= Passive Wi-Fi =

Wi-fi using passive reflection

Passive Wi-Fi is a refinement of Wi-Fi technology that uses passive reflection to reduce energy consumption.

== Wi-Fi energy use ==

Wi-Fi use can account for up to 60 percent of a smartphone's energy consumption. When not connected to a network, Wi-Fi consumes energy because the device constantly searches for a signal.

== Backscattering ==

The technique communicates via backscattering, reflecting incoming radio waves sent from a separate device. The technique is similar to contactless RFID chip cards although unlike such cards, the new technique does not require a special device to read the signal.
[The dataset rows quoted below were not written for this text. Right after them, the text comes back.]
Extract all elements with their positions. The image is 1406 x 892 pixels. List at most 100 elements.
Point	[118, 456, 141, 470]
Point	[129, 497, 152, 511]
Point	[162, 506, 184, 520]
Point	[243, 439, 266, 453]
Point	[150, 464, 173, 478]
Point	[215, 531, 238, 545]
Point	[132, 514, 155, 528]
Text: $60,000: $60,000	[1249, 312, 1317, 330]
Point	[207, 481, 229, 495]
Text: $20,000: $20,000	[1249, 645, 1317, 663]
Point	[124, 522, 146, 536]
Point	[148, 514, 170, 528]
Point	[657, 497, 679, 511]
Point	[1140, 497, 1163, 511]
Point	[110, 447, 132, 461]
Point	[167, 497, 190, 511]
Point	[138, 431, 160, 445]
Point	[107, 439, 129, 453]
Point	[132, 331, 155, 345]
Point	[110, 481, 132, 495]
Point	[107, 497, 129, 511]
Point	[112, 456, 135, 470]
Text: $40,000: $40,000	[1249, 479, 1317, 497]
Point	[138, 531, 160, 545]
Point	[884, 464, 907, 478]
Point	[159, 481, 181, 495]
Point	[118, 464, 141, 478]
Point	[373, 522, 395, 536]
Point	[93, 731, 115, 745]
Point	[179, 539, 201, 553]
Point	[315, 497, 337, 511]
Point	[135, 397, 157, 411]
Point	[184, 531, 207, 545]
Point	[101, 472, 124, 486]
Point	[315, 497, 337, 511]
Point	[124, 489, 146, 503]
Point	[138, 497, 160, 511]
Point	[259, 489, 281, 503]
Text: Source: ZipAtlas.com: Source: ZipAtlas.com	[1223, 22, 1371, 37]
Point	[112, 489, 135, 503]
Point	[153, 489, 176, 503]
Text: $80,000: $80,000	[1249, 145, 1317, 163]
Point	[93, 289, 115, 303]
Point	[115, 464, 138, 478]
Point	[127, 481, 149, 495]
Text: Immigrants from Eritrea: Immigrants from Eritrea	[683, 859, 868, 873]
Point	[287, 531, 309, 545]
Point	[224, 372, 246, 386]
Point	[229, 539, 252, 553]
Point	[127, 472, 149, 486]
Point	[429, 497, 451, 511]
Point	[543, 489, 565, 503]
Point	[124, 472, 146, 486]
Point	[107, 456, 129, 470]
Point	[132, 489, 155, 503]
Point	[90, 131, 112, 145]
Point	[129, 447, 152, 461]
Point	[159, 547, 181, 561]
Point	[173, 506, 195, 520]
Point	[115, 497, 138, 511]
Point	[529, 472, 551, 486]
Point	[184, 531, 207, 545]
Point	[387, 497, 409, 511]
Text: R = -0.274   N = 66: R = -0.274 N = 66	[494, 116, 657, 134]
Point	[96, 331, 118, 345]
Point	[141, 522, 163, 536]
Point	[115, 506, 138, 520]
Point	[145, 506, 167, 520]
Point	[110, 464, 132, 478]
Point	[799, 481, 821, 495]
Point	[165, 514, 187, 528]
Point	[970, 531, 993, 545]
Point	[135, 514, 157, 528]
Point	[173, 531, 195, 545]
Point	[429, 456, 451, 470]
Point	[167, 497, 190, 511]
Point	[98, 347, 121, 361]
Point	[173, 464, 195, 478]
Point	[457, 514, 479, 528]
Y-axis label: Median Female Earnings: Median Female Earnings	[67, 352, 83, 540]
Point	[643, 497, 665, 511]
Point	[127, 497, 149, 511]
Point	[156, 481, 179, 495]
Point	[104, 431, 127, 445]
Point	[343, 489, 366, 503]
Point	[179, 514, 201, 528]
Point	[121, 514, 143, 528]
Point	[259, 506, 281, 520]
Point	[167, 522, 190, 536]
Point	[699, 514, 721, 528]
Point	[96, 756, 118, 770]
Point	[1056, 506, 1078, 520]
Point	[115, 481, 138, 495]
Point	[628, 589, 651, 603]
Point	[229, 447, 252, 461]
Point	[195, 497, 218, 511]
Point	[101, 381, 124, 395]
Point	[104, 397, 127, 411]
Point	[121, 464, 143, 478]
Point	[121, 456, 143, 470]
The project effectively decoupled the analog and the digital radio signals. Power-intensive functions – like producing a signal at a specific frequency are assigned to a single device in the network that is plugged into the grid. Smartphones modify and reflect this signal to communicate to the router. Prototype passive devices transferred data as far as 100 feet through walls at 11 megabits per second. The system used tens of microwatts of power, 10^{−4} less energy than conventional Wi-fi devices, and one thousandth the energy of Bluetooth LE and Zigbee communications standards.

== Applications ==

Applications include smart home devices such as smoke detectors, temperature sensors and security cameras that will no longer require a power source.